I thought perhaps the novel, with its American setting, had been poorly "Anglicized" for an English audience. But no. Donna King is an English author and, boy, it shows. King seems to know even less about Colorado than I do. Did she do any research for this novel?
Balancing Act was the first one of Donna King's books that I put on my to-read list, but the last one I have read (so far). It is just as good as the other ones and still has lessons and sports thrown into one book. I hope she does a volleyball or track one. Anyway, Carli is a talented gymnast. There is a problem, though. She doesn't seem to have enough time to devote herself to improving, and her family is not rich. It is up to Carli to determine a way to do what she loves while still being with the people she loves. Interesting, short story that would probably be of more pertinence to an actual gymnast. I hope to read more of King's books in the future because they are fun and entertaining, without the swears that seem to keep popping up in the books I read. I'm sure that middle schoolers will love the ways that King's protagonists always find a way to keep going in the sport they love.
A really easy read. I love gymnastics and all, but whenever gymnastics come to a story, well... Stories of gymnastics or of any sport aren't usually very interesting... Because there is nothing really to talk about in a story. And it isn't as easy to visualize it if it's only words. The experience is much better if you're actually SEEING it or watching it, but in a story... Well there's not much to say, and is not much of a story.
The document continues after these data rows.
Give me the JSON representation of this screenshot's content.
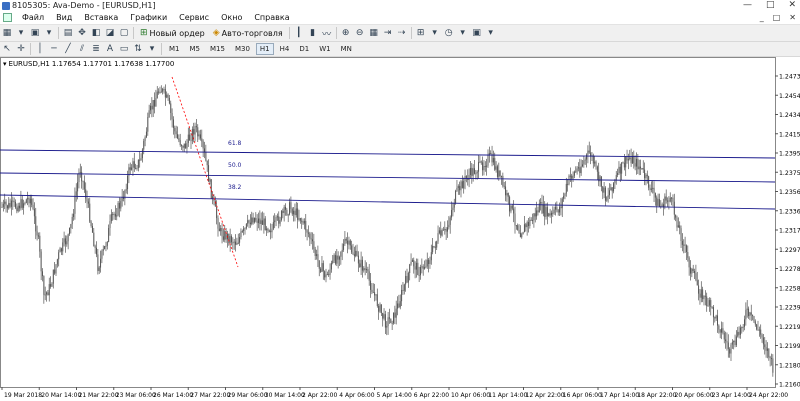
{
  "window": {
    "title": "8105305: Ava-Demo - [EURUSD,H1]",
    "controls": [
      "—",
      "□",
      "✕"
    ]
  },
  "menu": {
    "items": [
      "Файл",
      "Вид",
      "Вставка",
      "Графики",
      "Сервис",
      "Окно",
      "Справка"
    ],
    "mdi_controls": [
      "_",
      "□",
      "✕"
    ]
  },
  "toolbar": {
    "new_order_label": "Новый ордер",
    "auto_trading_label": "Авто-торговля"
  },
  "timeframes": {
    "items": [
      "M1",
      "M5",
      "M15",
      "M30",
      "H1",
      "H4",
      "D1",
      "W1",
      "MN"
    ],
    "active": "H1"
  },
  "chart": {
    "symbol_label": "EURUSD,H1",
    "ohlc_label": "1.17654 1.17701 1.17638 1.17700",
    "price_ticks": [
      "1.24735",
      "1.24540",
      "1.24345",
      "1.24150",
      "1.23950",
      "1.23755",
      "1.23560",
      "1.23365",
      "1.23170",
      "1.22975",
      "1.22780",
      "1.22585",
      "1.22390",
      "1.22190",
      "1.21995",
      "1.21800",
      "1.21605"
    ],
    "time_ticks": [
      "19 Mar 2018",
      "20 Mar 14:00",
      "21 Mar 22:00",
      "23 Mar 06:00",
      "26 Mar 14:00",
      "27 Mar 22:00",
      "29 Mar 06:00",
      "30 Mar 14:00",
      "2 Apr 22:00",
      "4 Apr 06:00",
      "5 Apr 14:00",
      "6 Apr 22:00",
      "10 Apr 06:00",
      "11 Apr 14:00",
      "12 Apr 22:00",
      "16 Apr 06:00",
      "17 Apr 14:00",
      "18 Apr 22:00",
      "20 Apr 06:00",
      "23 Apr 14:00",
      "24 Apr 22:00"
    ],
    "fib_levels": [
      "61.8",
      "50.0",
      "38.2"
    ],
    "colors": {
      "candles": "#555555",
      "fib_lines": "#1a1a8c",
      "trend_line": "#ff0000",
      "grid_text": "#000000"
    }
  }
}
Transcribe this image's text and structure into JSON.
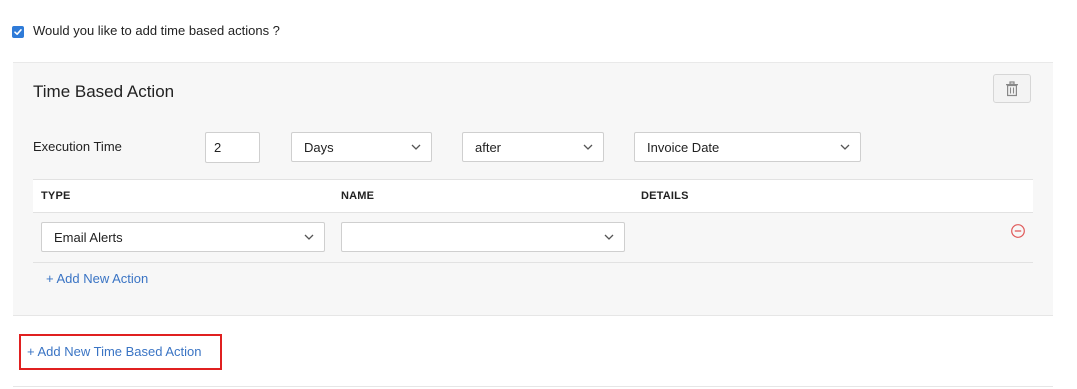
{
  "question": {
    "label": "Would you like to add time based actions ?",
    "checked": true
  },
  "panel": {
    "title": "Time Based Action",
    "execution": {
      "label": "Execution Time",
      "amount": "2",
      "unit": "Days",
      "relation": "after",
      "reference": "Invoice Date"
    },
    "table": {
      "columns": [
        "TYPE",
        "NAME",
        "DETAILS"
      ],
      "rows": [
        {
          "type": "Email Alerts",
          "name": ""
        }
      ]
    },
    "add_action_label": "+ Add New Action"
  },
  "add_time_based_action_label": "+ Add New Time Based Action",
  "colors": {
    "accent_link": "#3a74c4",
    "checkbox": "#2f7bd8",
    "highlight": "#e02020",
    "remove_icon": "#e05a5a"
  },
  "icons": [
    "check-icon",
    "trash-icon",
    "chevron-down-icon",
    "remove-circle-icon"
  ]
}
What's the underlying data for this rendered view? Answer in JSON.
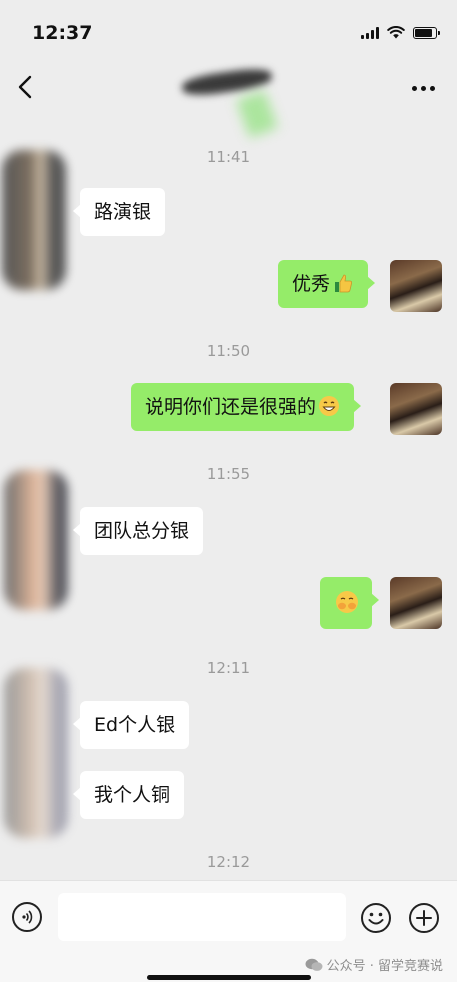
{
  "status_bar": {
    "time": "12:37",
    "battery_level": 0.85
  },
  "header": {
    "more_label": "..."
  },
  "messages": [
    {
      "type": "time",
      "text": "11:41"
    },
    {
      "type": "incoming",
      "text": "路演银"
    },
    {
      "type": "outgoing",
      "text": "优秀",
      "emoji": "thumbs-up"
    },
    {
      "type": "time",
      "text": "11:50"
    },
    {
      "type": "outgoing",
      "text": "说明你们还是很强的",
      "emoji": "grinning-face"
    },
    {
      "type": "time",
      "text": "11:55"
    },
    {
      "type": "incoming",
      "text": "团队总分银"
    },
    {
      "type": "outgoing",
      "text": "",
      "emoji": "shy-face"
    },
    {
      "type": "time",
      "text": "12:11"
    },
    {
      "type": "incoming",
      "text": "Ed个人银"
    },
    {
      "type": "incoming",
      "text": "我个人铜"
    },
    {
      "type": "time",
      "text": "12:12"
    }
  ],
  "input": {
    "value": "",
    "placeholder": ""
  },
  "watermark": {
    "text": "公众号 · 留学竞赛说"
  },
  "colors": {
    "outgoing_bubble": "#95ec69",
    "incoming_bubble": "#ffffff",
    "background": "#ededed"
  }
}
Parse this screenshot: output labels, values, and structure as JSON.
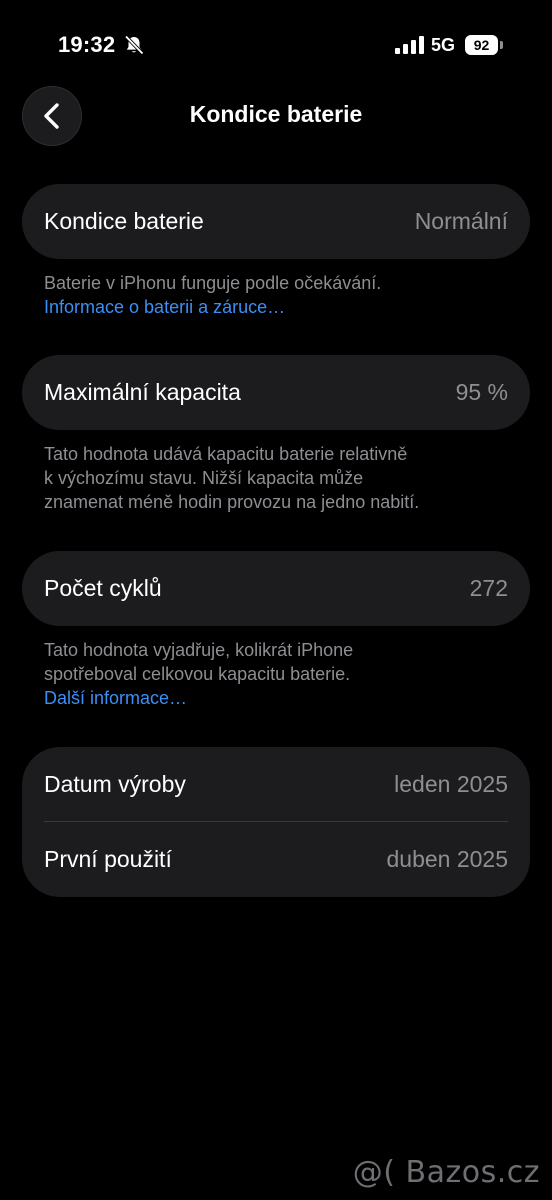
{
  "status_bar": {
    "time": "19:32",
    "network": "5G",
    "battery_level": "92",
    "icons": [
      "bell-slash-icon",
      "signal-bars-icon",
      "battery-icon"
    ]
  },
  "nav": {
    "title": "Kondice baterie",
    "back_icon": "chevron-left-icon"
  },
  "health": {
    "label": "Kondice baterie",
    "value": "Normální",
    "note": "Baterie v iPhonu funguje podle očekávání.",
    "link": "Informace o baterii a záruce…"
  },
  "capacity": {
    "label": "Maximální kapacita",
    "value": "95 %",
    "note_lines": [
      "Tato hodnota udává kapacitu baterie relativně",
      "k výchozímu stavu. Nižší kapacita může",
      "znamenat méně hodin provozu na jedno nabití."
    ]
  },
  "cycles": {
    "label": "Počet cyklů",
    "value": "272",
    "note_lines": [
      "Tato hodnota vyjadřuje, kolikrát iPhone",
      "spotřeboval celkovou kapacitu baterie."
    ],
    "link": "Další informace…"
  },
  "dates": {
    "manufacture_label": "Datum výroby",
    "manufacture_value": "leden 2025",
    "first_use_label": "První použití",
    "first_use_value": "duben 2025"
  },
  "watermark": "@( Bazos.cz",
  "colors": {
    "background": "#000000",
    "card": "#1c1c1e",
    "secondary_text": "#8e8e93",
    "link": "#3b8ff6"
  }
}
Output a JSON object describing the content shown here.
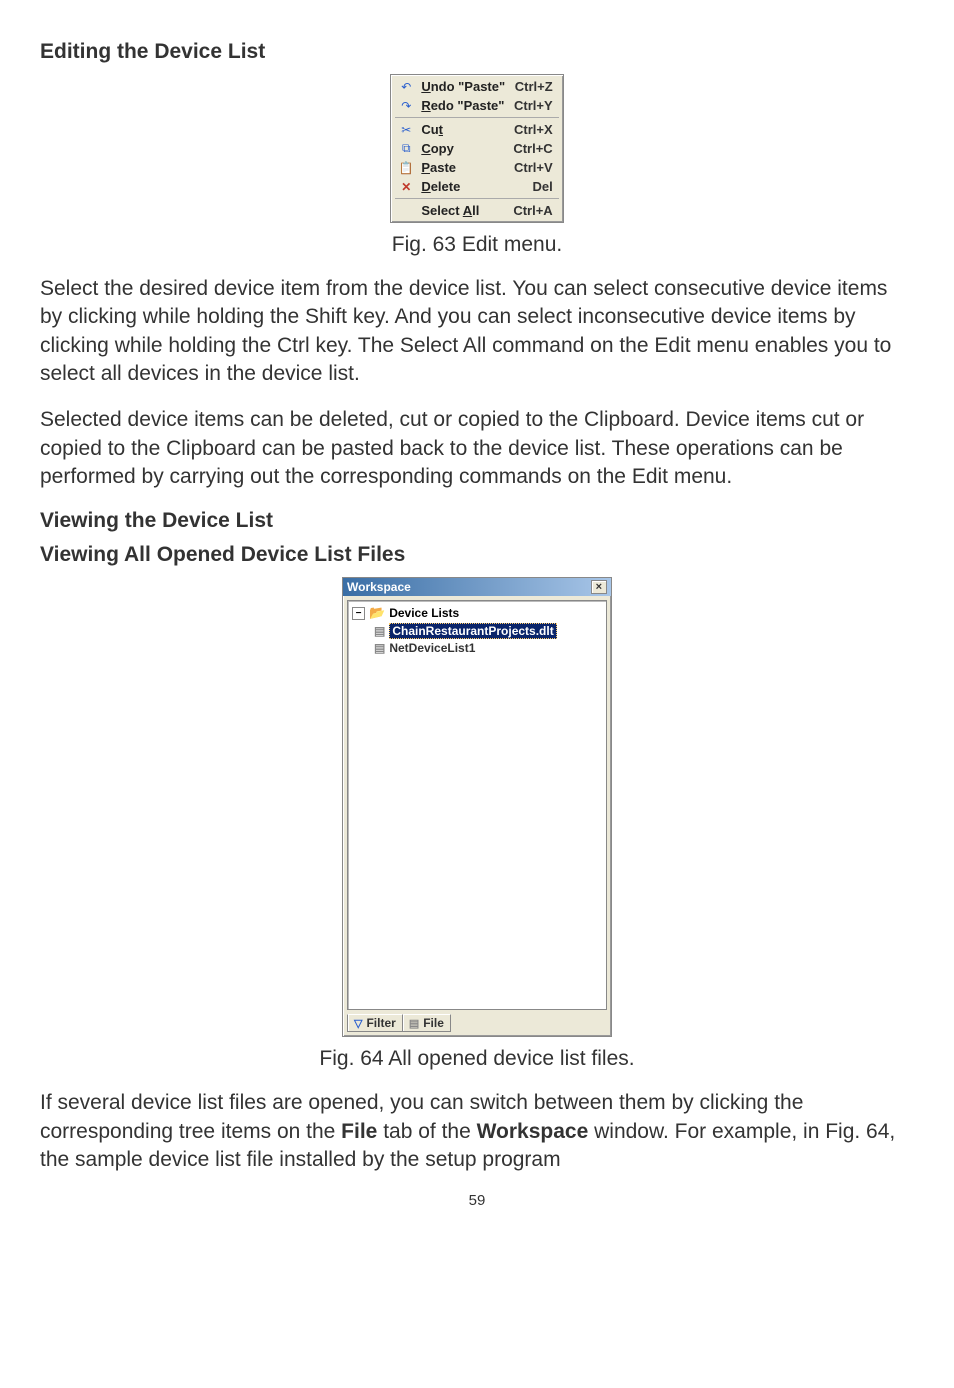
{
  "headings": {
    "h1": "Editing the Device List",
    "h2a": "Viewing the Device List",
    "h2b": "Viewing All Opened Device List Files"
  },
  "fig63": {
    "caption": "Fig. 63 Edit menu.",
    "menu": {
      "undo_label": "Undo \"Paste\"",
      "undo_shortcut": "Ctrl+Z",
      "redo_label": "Redo \"Paste\"",
      "redo_shortcut": "Ctrl+Y",
      "cut_label": "Cut",
      "cut_shortcut": "Ctrl+X",
      "copy_label": "Copy",
      "copy_shortcut": "Ctrl+C",
      "paste_label": "Paste",
      "paste_shortcut": "Ctrl+V",
      "delete_label": "Delete",
      "delete_shortcut": "Del",
      "selectall_label": "Select All",
      "selectall_shortcut": "Ctrl+A"
    }
  },
  "para1": "Select the desired device item from the device list. You can select consecutive device items by clicking while holding the Shift key. And you can select inconsecutive device items by clicking while holding the Ctrl key. The Select All command on the Edit menu enables you to select all devices in the device list.",
  "para2": "Selected device items can be deleted, cut or copied to the Clipboard. Device items cut or copied to the Clipboard can be pasted back to the device list. These operations can be performed by carrying out the corresponding commands on the Edit menu.",
  "fig64": {
    "caption": "Fig. 64 All opened device list files.",
    "title": "Workspace",
    "tree_root": "Device Lists",
    "tree_item_selected": "ChainRestaurantProjects.dlt",
    "tree_item2": "NetDeviceList1",
    "tab_filter": "Filter",
    "tab_file": "File"
  },
  "para3_pre": "If several device list files are opened, you can switch between them by clicking the corresponding tree items on the ",
  "para3_bold1": "File",
  "para3_mid": " tab of the ",
  "para3_bold2": "Workspace",
  "para3_post": " window. For example, in Fig. 64, the sample device list file installed by the setup program",
  "page_number": "59"
}
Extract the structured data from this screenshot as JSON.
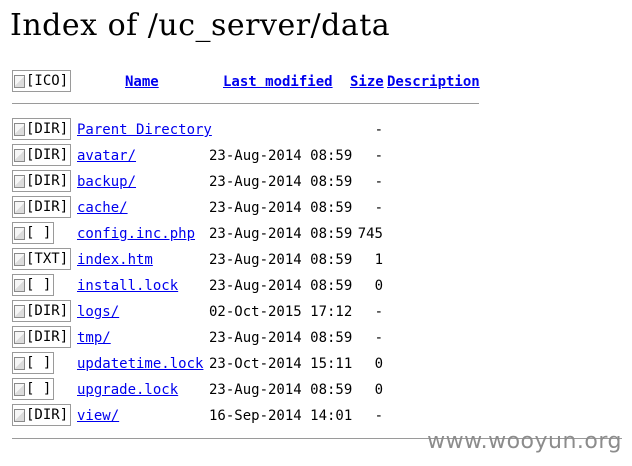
{
  "page": {
    "title": "Index of /uc_server/data"
  },
  "header": {
    "icon_alt": "[ICO]",
    "name": "Name",
    "last_modified": "Last modified",
    "size": "Size",
    "description": "Description"
  },
  "rows": [
    {
      "icon": "[DIR]",
      "name": "Parent Directory",
      "modified": "",
      "size": "-"
    },
    {
      "icon": "[DIR]",
      "name": "avatar/",
      "modified": "23-Aug-2014 08:59",
      "size": "-"
    },
    {
      "icon": "[DIR]",
      "name": "backup/",
      "modified": "23-Aug-2014 08:59",
      "size": "-"
    },
    {
      "icon": "[DIR]",
      "name": "cache/",
      "modified": "23-Aug-2014 08:59",
      "size": "-"
    },
    {
      "icon": "[ ]",
      "name": "config.inc.php",
      "modified": "23-Aug-2014 08:59",
      "size": "745"
    },
    {
      "icon": "[TXT]",
      "name": "index.htm",
      "modified": "23-Aug-2014 08:59",
      "size": "1"
    },
    {
      "icon": "[ ]",
      "name": "install.lock",
      "modified": "23-Aug-2014 08:59",
      "size": "0"
    },
    {
      "icon": "[DIR]",
      "name": "logs/",
      "modified": "02-Oct-2015 17:12",
      "size": "-"
    },
    {
      "icon": "[DIR]",
      "name": "tmp/",
      "modified": "23-Aug-2014 08:59",
      "size": "-"
    },
    {
      "icon": "[ ]",
      "name": "updatetime.lock",
      "modified": "23-Oct-2014 15:11",
      "size": "0"
    },
    {
      "icon": "[ ]",
      "name": "upgrade.lock",
      "modified": "23-Aug-2014 08:59",
      "size": "0"
    },
    {
      "icon": "[DIR]",
      "name": "view/",
      "modified": "16-Sep-2014 14:01",
      "size": "-"
    }
  ],
  "watermark": "www.wooyun.org"
}
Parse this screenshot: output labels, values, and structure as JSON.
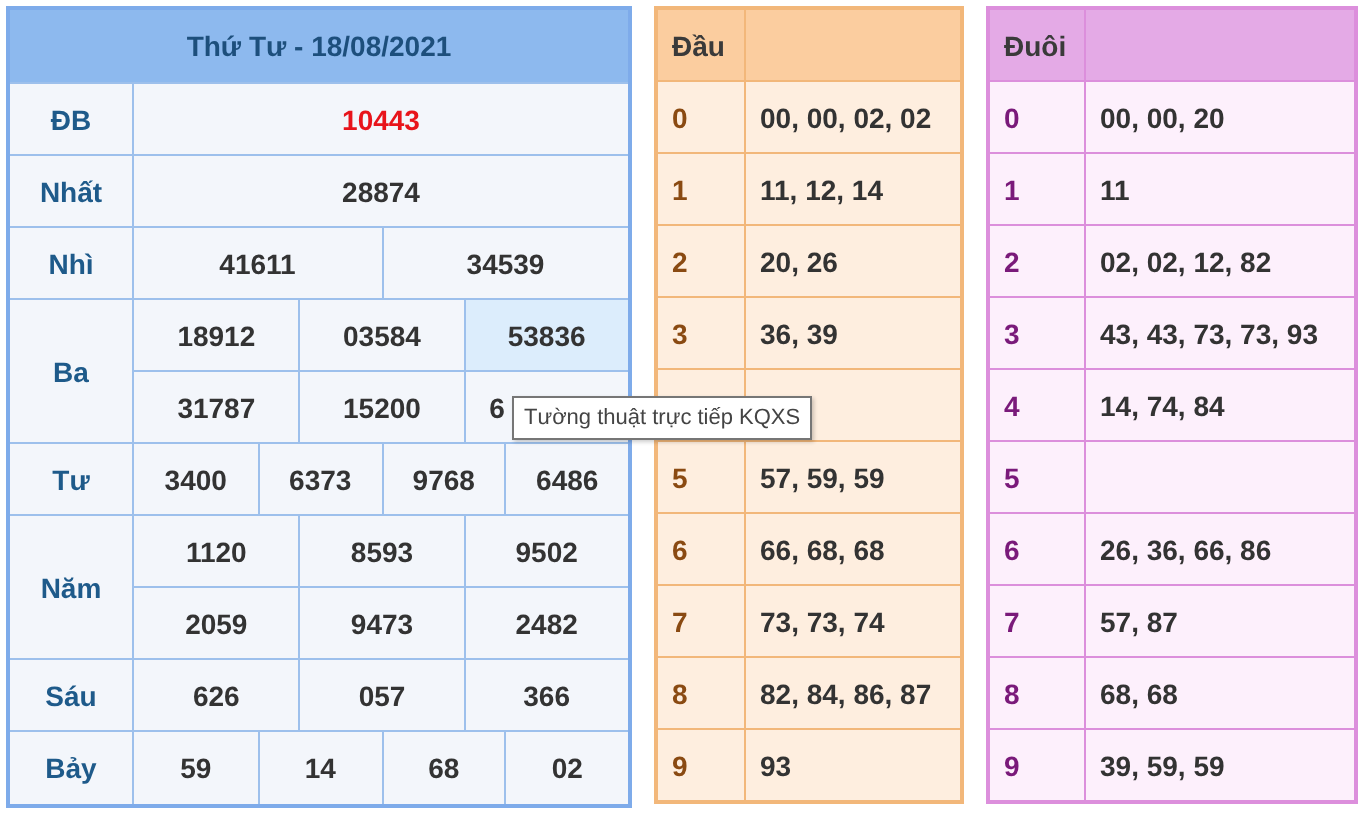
{
  "results": {
    "title": "Thứ Tư - 18/08/2021",
    "prizes": [
      {
        "label": "ĐB",
        "kind": "special",
        "rows": [
          [
            {
              "value": "10443",
              "highlighted": false
            }
          ]
        ]
      },
      {
        "label": "Nhất",
        "kind": "normal",
        "rows": [
          [
            {
              "value": "28874",
              "highlighted": false
            }
          ]
        ]
      },
      {
        "label": "Nhì",
        "kind": "normal",
        "rows": [
          [
            {
              "value": "41611",
              "highlighted": false
            },
            {
              "value": "34539",
              "highlighted": false
            }
          ]
        ]
      },
      {
        "label": "Ba",
        "kind": "normal",
        "rows": [
          [
            {
              "value": "18912",
              "highlighted": false
            },
            {
              "value": "03584",
              "highlighted": false
            },
            {
              "value": "53836",
              "highlighted": true
            }
          ],
          [
            {
              "value": "31787",
              "highlighted": false
            },
            {
              "value": "15200",
              "highlighted": false
            },
            {
              "value": "6",
              "highlighted": false,
              "cut": true
            }
          ]
        ]
      },
      {
        "label": "Tư",
        "kind": "normal",
        "rows": [
          [
            {
              "value": "3400",
              "highlighted": false
            },
            {
              "value": "6373",
              "highlighted": false
            },
            {
              "value": "9768",
              "highlighted": false
            },
            {
              "value": "6486",
              "highlighted": false
            }
          ]
        ]
      },
      {
        "label": "Năm",
        "kind": "normal",
        "rows": [
          [
            {
              "value": "1120",
              "highlighted": false
            },
            {
              "value": "8593",
              "highlighted": false
            },
            {
              "value": "9502",
              "highlighted": false
            }
          ],
          [
            {
              "value": "2059",
              "highlighted": false
            },
            {
              "value": "9473",
              "highlighted": false
            },
            {
              "value": "2482",
              "highlighted": false
            }
          ]
        ]
      },
      {
        "label": "Sáu",
        "kind": "normal",
        "rows": [
          [
            {
              "value": "626",
              "highlighted": false
            },
            {
              "value": "057",
              "highlighted": false
            },
            {
              "value": "366",
              "highlighted": false
            }
          ]
        ]
      },
      {
        "label": "Bảy",
        "kind": "normal",
        "rows": [
          [
            {
              "value": "59",
              "highlighted": false
            },
            {
              "value": "14",
              "highlighted": false
            },
            {
              "value": "68",
              "highlighted": false
            },
            {
              "value": "02",
              "highlighted": false
            }
          ]
        ]
      }
    ]
  },
  "head_table": {
    "title": "Đầu",
    "kind": "head",
    "rows": [
      {
        "digit": "0",
        "values": "00, 00, 02, 02"
      },
      {
        "digit": "1",
        "values": "11, 12, 14"
      },
      {
        "digit": "2",
        "values": "20, 26"
      },
      {
        "digit": "3",
        "values": "36, 39"
      },
      {},
      {
        "digit": "5",
        "values": "57, 59, 59"
      },
      {
        "digit": "6",
        "values": "66, 68, 68"
      },
      {
        "digit": "7",
        "values": "73, 73, 74"
      },
      {
        "digit": "8",
        "values": "82, 84, 86, 87"
      },
      {
        "digit": "9",
        "values": "93"
      }
    ]
  },
  "tail_table": {
    "title": "Đuôi",
    "kind": "tail",
    "rows": [
      {
        "digit": "0",
        "values": "00, 00, 20"
      },
      {
        "digit": "1",
        "values": "11"
      },
      {
        "digit": "2",
        "values": "02, 02, 12, 82"
      },
      {
        "digit": "3",
        "values": "43, 43, 73, 73, 93"
      },
      {
        "digit": "4",
        "values": "14, 74, 84"
      },
      {
        "digit": "5"
      },
      {
        "digit": "6",
        "values": "26, 36, 66, 86"
      },
      {
        "digit": "7",
        "values": "57, 87"
      },
      {
        "digit": "8",
        "values": "68, 68"
      },
      {
        "digit": "9",
        "values": "39, 59, 59"
      }
    ]
  },
  "tooltip": {
    "text": "Tường thuật trực tiếp KQXS"
  }
}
But this book shows actual situations in real life of the balance between life and gymnastics or any dedicated sport. It gets more interesting near the end, but overall.... Not much to say about it.
This book was about a girl that knows that she wants to achieve her dreams of being a gold medal gymnast, but in order to do that she has to spend more time training at the gym. But she struggles with both school and home chores, she needs to balance everything equally. I thought this book was really typical and anticipated. Also is wasn't really realistic(because I am a gymnast myself) and was way more dramatic than it needed to be. On the positive side, there was a lot of issues that the main character had to face and I liked how the author describes them so well.
I read this book on my train ride home and it was a quick and easy read. It kept me interested since, I have done gymnastics for about 15 years and that I have also been a coach for over ten years now. However, I felt like they could of continued the story. It was like they just wanted to keep it short and simple and did not want to continue the story. I left it up to my imagination to the rest of the story.
i think that balancing act is a very good book. Even though carlis parents can't help her with her gymnastics because they are to hung up with their business carli is still able to get though it herself .
this book was a little hard to understand at the start for me. and then it seemed a bit simple and straight forword when her other books have more complicated plots.